The U.S. economy added 192,000 nonfarm jobs on a seasonally adjusted basis during February — 11,200 of which came from for-hire trucking companies, according to the preliminary estimates released Friday, March 4, by the U.S. Department of Labor’s Bureau of Labor Statistics. If the numbers hold, the increase in trucking jobs would be the largest one-month surge since December 1990. However, BLS revised January estimates for payroll employment in truck transportation downward by 4,300, so the net increase over the figures reported last month is 6,900.
Payroll employment at for-hire trucking companies was 38,300 jobs — 3.1 percent — higher than in February 2010, according to the preliminary figures. Since the beginning of March 2010 when the slump in trucking jobs hit bottom, trucking companies have added 39,000 jobs, according to BLS estimates.
Total employment in trucking in February was more than 1.266 million – down 187,000, or 12.9 percent, from peak trucking employment in January 2007. The BLS numbers reflect all payroll employment in for-hire trucking, but they don’t include trucking-related jobs in other industries, such as a truck driver for a private fleet. Nor do the numbers reflect the total amount of hiring since they only include new jobs, not replacements for existing positions.

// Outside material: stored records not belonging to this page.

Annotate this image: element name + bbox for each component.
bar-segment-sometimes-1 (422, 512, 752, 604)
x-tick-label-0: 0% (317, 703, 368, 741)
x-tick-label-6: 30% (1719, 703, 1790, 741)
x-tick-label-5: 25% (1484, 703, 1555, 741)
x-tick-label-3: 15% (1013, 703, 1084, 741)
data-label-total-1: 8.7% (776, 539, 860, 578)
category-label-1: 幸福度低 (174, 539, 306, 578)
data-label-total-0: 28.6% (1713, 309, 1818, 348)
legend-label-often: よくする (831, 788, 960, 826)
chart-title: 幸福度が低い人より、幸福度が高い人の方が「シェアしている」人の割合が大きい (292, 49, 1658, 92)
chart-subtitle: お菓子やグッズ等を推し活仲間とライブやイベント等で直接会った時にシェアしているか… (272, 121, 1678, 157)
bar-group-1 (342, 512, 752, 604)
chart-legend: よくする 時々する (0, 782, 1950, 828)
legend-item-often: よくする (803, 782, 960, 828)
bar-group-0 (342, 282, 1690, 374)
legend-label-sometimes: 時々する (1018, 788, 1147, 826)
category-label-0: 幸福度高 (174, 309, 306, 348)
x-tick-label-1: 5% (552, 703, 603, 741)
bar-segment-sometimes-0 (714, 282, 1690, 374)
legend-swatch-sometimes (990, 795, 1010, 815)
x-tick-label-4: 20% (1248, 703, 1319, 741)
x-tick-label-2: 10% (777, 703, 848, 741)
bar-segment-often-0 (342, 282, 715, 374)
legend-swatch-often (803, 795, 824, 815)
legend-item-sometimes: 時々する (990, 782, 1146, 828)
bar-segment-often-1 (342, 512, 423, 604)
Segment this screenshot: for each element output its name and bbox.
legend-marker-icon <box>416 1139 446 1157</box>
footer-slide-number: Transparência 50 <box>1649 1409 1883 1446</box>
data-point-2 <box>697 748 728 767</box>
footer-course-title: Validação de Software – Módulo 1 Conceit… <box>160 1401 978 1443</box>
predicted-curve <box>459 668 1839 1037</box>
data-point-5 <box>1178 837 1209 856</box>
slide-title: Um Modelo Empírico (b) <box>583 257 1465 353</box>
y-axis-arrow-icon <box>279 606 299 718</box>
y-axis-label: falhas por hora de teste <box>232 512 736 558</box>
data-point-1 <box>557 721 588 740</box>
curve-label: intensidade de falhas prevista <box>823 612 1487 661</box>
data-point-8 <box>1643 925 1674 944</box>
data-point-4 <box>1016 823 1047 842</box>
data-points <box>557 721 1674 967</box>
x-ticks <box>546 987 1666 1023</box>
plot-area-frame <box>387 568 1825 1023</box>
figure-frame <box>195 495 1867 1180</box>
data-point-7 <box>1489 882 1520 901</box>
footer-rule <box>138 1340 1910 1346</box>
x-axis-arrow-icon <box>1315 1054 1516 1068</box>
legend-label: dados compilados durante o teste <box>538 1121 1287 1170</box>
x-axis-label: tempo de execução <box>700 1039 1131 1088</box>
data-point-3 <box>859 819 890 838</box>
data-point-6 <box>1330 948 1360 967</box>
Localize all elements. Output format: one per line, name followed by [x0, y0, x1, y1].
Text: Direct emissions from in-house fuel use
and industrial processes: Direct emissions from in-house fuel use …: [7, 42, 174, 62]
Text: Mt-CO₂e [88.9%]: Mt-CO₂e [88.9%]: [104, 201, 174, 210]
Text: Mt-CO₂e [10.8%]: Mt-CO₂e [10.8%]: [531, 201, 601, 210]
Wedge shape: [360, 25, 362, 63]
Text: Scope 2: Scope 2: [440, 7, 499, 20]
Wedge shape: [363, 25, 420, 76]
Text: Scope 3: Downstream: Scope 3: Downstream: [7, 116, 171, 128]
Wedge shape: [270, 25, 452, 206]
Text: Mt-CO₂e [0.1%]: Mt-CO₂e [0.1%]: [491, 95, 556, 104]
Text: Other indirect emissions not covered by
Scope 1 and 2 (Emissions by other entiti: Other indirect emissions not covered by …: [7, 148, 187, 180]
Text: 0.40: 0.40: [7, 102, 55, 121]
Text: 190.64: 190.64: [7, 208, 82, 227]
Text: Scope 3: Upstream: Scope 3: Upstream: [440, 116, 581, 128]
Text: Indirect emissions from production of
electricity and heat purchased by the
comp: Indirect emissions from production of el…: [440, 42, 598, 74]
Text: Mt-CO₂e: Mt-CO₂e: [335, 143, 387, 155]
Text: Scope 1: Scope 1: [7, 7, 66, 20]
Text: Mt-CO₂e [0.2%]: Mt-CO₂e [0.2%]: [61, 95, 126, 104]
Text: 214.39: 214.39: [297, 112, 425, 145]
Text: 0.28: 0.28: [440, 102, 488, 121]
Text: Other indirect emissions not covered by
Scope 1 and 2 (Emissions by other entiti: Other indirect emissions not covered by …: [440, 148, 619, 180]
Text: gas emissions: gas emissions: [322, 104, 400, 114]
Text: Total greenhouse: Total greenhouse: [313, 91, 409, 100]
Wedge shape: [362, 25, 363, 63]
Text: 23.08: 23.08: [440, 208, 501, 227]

Figures for trucking do not include the express delivery companies, which fall under the category of “couriers and messenger” in BLS data. According to preliminary numbers, that was the only segment of transportation that lost jobs, likely reflecting the final terminations of temporary jobs added to handle holiday season demand. Employment by couriers and messengers was down only by 1,400 jobs, however.
Despite the strong growth in jobs throughout the economy, the unemployment rate was little changed at 8.9 percent as the number of people seeking employment rose at about the same level as the number of new jobs added.